本物かどうか疑われ、のちに実際に数々の偽写真に使われるようになるホホジロザメの写真。撮影者のトム・ペシャック氏いわく、「研究者がサメを追うのではなく、サメに追われる研究者」(PHOTOGRAPH BY THOMAS P. PESCHAK)

カヤックを追う巨大なホホジロザメ――この写真を見て「合成だろう」と考える人は多いだろう。撮影したのは、ナショナル ジオグラフィックの写真家トマス・ペシャック氏だ。

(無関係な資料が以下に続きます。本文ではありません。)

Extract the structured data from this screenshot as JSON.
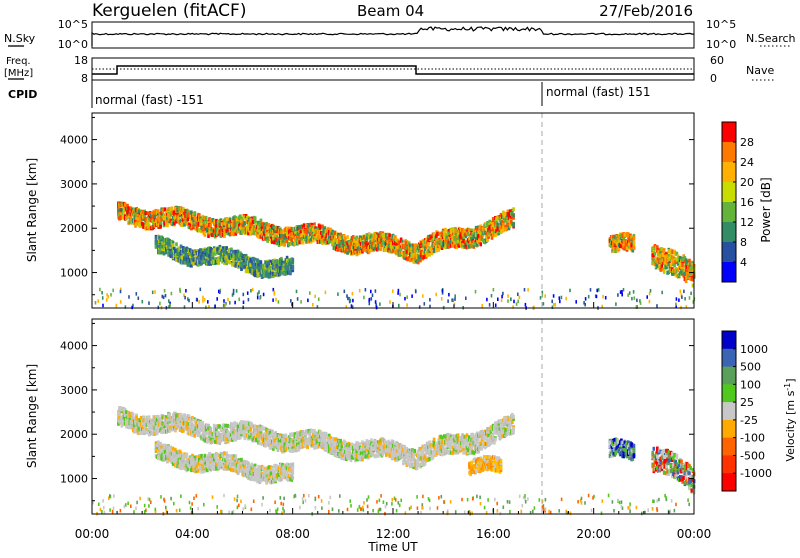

めったにない瞬間をとらえた写真は話題になり、人々はこぞってペシャック氏が撮影した写真からサメを切り抜き、自分の写真に貼り付けて合成。ネットではこうした偽写真が氾濫している。本物の奇跡の1枚はどうやって撮ったものなのか。ペシャック氏にきいた。

写真に写るホホジロサメのことを、ペシャック氏はよく覚えている。15年前に、南アフリカで明るい黄色いのカヤックを漕ぐ科学者のトレイ・スノー氏の後をつけていたサメだ。

人の目を引き付ける写真というのは多くの場合がそうだが、ペシャック氏の元の写真もまた、創造性、忍耐、そして幸運な偶然が重なった結果撮影に成功したものだ。

2003年、ホワイトシャーク財団の海洋科学者マイケル・ショール氏から、南アフリカ南端の海岸付近に尋常ではない数のサメの大群がいるとの知らせを受けた。

ペシャック氏は、ショール氏とともに調査船でサメを追跡しようとしたが、エンジンの音をサメが警戒し、普段通りの行動を示さなかった。その時、ペシャック氏は購入したばかりのシーカヤックを使ってみてはどうかと思いついた。これなら船よりも静かなので、サメを脅かすことなく追跡できるかもしれない。

「私のお粗末なアイデアだったので、最初に私が試してみることになりました」

■やってきた奇跡の瞬間

作戦はうまくいった。「GPSを取り付けたカヤックで、浅瀬でもサメを追うことができ、自然な行動を観察できました。そうとわかると、自分の中にある写真家魂が頭をもたげてきました」

それから数カ月の間を調査船で過ごし、もう一度カヤックを出せる穏やかな天候を待った。

ついにその日がやってきたとき、準備は整っていた。ペシャック氏は見晴らしのいい屋根上の操舵席に体をハーネスで留め、ハーイバーイ湾(現地の言葉で『サメの入り江』という意味)でサメを追うショール氏を忍耐強く観察していた。

良いシーンなのだが、どうも今ひとつだった。